More recently, Gaiser ("3D converted shear wave rotation with layer stripping", U.S. Pat. 5,610,875, the disclosure of which is incorporated herein by reference) revisited Alford's original approach, using 3D data collected into bins, but without stacking. However, this method requires that the gather be composed of CCP-pairs arising from matched sets of sources and receivers which are mutually orthogonal and of equal offset (hence equal conversion efficiency). This restriction is not normally met in practice.
So, as was recognized by the present inventor, there continues to be a need for a method of determining the axes of orientation of a subsurface medium from seismic data consisting of source-receiver pairs collected at a variety of different azimuths. Further--and this is especially true in the case of a multicomponent 3D seismic survey--this determination should be made for each CCP bin and at each depth. The method should be statistically based and should employ the entire data-set in each bin, so as to overcome the shortcomings of the prior art discussed previously. Finally, the method should yield good estimates of the axes of orientation for use in subsequent seismic processing.
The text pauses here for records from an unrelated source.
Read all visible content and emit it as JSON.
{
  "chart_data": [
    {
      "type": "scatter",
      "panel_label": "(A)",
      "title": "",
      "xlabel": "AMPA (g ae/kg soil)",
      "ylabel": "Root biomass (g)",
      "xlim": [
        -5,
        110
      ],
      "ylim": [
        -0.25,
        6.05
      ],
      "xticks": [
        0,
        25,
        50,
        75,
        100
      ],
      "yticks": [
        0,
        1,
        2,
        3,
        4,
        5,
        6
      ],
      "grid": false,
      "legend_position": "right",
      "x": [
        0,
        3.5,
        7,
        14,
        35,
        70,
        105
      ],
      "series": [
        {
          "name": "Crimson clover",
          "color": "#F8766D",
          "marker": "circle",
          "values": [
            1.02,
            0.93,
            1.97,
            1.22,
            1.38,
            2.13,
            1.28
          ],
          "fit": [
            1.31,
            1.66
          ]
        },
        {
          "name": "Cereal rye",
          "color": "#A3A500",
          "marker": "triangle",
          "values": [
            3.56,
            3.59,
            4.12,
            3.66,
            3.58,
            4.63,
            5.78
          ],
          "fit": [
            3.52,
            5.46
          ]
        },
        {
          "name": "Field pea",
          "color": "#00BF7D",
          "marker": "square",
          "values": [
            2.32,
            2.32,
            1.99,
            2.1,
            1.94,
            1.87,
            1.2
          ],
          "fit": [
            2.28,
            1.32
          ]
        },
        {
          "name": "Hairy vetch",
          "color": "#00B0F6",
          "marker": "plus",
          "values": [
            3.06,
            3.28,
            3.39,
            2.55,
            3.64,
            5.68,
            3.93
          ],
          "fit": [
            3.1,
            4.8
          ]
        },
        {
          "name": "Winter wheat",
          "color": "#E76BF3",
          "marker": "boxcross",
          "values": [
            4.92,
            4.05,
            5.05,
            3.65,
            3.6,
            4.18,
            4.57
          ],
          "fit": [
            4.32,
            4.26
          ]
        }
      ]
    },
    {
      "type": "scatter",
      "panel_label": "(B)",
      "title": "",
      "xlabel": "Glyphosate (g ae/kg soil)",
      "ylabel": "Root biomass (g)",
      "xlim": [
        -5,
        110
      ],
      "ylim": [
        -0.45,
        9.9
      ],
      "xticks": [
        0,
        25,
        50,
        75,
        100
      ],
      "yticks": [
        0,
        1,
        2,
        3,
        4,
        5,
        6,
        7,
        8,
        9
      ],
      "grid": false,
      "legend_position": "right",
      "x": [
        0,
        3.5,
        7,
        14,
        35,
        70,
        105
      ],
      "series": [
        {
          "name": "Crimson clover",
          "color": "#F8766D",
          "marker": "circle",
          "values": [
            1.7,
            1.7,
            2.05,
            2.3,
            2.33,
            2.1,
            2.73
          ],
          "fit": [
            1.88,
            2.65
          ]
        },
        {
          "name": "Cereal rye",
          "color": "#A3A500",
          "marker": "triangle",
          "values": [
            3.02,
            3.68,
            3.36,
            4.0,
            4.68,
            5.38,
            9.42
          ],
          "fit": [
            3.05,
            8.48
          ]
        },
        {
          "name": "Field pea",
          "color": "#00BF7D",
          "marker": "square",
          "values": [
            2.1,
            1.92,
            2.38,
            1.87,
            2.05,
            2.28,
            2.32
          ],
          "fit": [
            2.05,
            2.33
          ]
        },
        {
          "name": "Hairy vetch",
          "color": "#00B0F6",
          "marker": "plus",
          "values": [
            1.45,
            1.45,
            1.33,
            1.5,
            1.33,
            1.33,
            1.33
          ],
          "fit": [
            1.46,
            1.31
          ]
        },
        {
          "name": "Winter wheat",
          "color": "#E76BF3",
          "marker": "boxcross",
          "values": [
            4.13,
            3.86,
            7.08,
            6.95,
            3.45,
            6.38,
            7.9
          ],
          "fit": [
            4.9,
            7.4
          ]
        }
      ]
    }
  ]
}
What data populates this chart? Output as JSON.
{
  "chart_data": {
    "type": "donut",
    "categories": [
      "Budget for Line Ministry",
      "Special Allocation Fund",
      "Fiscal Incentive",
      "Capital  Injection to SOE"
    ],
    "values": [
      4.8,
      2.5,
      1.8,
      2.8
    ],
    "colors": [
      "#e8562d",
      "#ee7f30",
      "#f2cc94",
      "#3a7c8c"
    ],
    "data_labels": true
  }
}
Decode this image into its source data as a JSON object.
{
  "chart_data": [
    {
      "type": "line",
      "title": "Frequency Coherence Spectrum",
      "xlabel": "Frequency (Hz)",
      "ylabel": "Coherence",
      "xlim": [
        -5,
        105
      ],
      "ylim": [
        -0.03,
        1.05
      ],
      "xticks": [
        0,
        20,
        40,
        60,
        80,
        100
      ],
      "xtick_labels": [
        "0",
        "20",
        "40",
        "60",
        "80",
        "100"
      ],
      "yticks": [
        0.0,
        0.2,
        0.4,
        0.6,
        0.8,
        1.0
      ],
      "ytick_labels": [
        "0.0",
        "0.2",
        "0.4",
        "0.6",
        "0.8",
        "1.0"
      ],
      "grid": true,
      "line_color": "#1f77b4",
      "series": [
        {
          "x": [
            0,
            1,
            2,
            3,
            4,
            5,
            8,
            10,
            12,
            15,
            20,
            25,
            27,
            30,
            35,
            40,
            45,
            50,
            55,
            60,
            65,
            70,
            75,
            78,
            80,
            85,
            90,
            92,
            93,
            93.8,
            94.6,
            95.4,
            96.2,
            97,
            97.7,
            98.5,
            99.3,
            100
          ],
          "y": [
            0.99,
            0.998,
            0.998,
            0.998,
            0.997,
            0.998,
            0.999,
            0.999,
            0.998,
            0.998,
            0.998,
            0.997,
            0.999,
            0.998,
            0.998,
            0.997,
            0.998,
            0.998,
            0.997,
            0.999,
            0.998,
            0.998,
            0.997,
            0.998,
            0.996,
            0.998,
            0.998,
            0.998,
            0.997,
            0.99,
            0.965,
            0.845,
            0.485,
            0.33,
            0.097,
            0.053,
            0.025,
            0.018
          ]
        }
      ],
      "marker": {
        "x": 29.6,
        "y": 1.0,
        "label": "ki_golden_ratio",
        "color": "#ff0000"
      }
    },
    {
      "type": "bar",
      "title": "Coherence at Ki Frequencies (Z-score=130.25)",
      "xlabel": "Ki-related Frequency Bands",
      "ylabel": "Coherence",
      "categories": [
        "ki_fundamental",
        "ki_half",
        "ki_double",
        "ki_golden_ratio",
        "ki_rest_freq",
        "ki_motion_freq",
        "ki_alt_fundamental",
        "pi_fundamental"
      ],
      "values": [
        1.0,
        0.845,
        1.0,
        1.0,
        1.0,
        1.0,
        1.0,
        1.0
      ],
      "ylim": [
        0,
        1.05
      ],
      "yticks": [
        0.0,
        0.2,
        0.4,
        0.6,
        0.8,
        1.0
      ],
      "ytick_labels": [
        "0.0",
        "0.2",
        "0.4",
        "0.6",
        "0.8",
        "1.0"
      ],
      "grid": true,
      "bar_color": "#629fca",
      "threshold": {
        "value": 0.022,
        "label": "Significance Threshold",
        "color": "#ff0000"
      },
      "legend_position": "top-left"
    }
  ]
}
Before proceeding to a description of the present invention, however, it should be noted and remembered that the description of the invention which follows, together with the accompanying drawings, should not be construed as limiting the invention to the examples (or preferred embodiments) shown and described. This is so because those skilled in the art to which the invention pertains will be able to devise other forms of this invention within the ambit of the appended claims.